Football Images Add Pressure

More attention was drawn to the case because illegal gambling ads on Instagram allegedly used images of Virgil van Dijk and Cristiano Ronaldo without permission. Dutch media reported that the ads appeared while the 2026 World Cup was under way.

For VNLOK, the issue goes beyond the footballers’ image rights and into consumer protection. Known football players could give an impression of greater safety of unlicensed gambling websites. The same applies to advertisements of illegal gambling operators that use the names or trademarks of recognized brands.

Such advertisements could mislead users from the Netherlands into using unlicensed gambling websites. Those sites operate without a KSA licence and outside the Dutch player-protection framework.

Ad Numbers Show the Scale

VNLOK says its monitoring found an average of more than 70,000 Netherlands-targeted gambling ads on Meta platforms in the last quarter of 2025. More than 95% of gambling promotions detected by VNLOK were conducted by gambling operators who have not been licensed in the Netherlands.
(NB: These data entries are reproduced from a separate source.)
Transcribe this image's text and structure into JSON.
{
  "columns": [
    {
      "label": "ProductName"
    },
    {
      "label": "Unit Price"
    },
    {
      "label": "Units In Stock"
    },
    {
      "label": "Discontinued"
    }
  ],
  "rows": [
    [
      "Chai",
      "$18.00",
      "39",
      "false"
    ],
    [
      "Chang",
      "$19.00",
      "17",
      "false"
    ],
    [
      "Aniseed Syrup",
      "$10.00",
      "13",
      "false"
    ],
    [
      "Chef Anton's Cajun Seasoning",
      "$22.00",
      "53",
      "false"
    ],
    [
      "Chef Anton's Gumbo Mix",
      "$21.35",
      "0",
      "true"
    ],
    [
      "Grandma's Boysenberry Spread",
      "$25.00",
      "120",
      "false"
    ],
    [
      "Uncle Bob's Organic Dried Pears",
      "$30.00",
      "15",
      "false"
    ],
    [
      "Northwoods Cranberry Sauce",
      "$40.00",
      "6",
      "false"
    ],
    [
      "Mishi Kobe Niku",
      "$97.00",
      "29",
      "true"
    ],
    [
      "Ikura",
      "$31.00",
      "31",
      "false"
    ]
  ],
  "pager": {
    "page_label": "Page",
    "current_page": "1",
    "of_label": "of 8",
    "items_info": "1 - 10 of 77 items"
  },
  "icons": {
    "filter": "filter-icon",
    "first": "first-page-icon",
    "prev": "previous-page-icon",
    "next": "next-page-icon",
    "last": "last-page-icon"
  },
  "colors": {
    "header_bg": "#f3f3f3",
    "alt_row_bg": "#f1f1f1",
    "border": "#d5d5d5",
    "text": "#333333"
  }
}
Removal rates were low. According to VNLOK, less than 5% of those ads were removed by Meta. VNLOK claims that those illegal operators continue coming back with new accounts, domains, pages and creatives.

That is why VNLOK goes further than just requesting the removal of ads. Its argument is that reports after publication cannot match the speed of short-lived campaigns.

Platform Role Becomes the Test

Dutch gambling enforcement has already moved deeper into social media. The KSA has flagged thousands of advertisements promoting illegal gambling activities on Meta platforms this year. Now, the licensed operators are also demanding that the platform take some responsibility.

The dispute also arises at an important juncture for the Dutch gambling industry. Licensed operators face strict advertising limits, while unlicensed brands can still reach Dutch users through fast-moving social campaigns.

This case is less about one batch of ads and more about who controls the entrance to the illegal market. If VNLOK gains ground, European gambling enforcement may shift further upstream, toward advertiser checks, domain screening, and prevention before campaigns go live.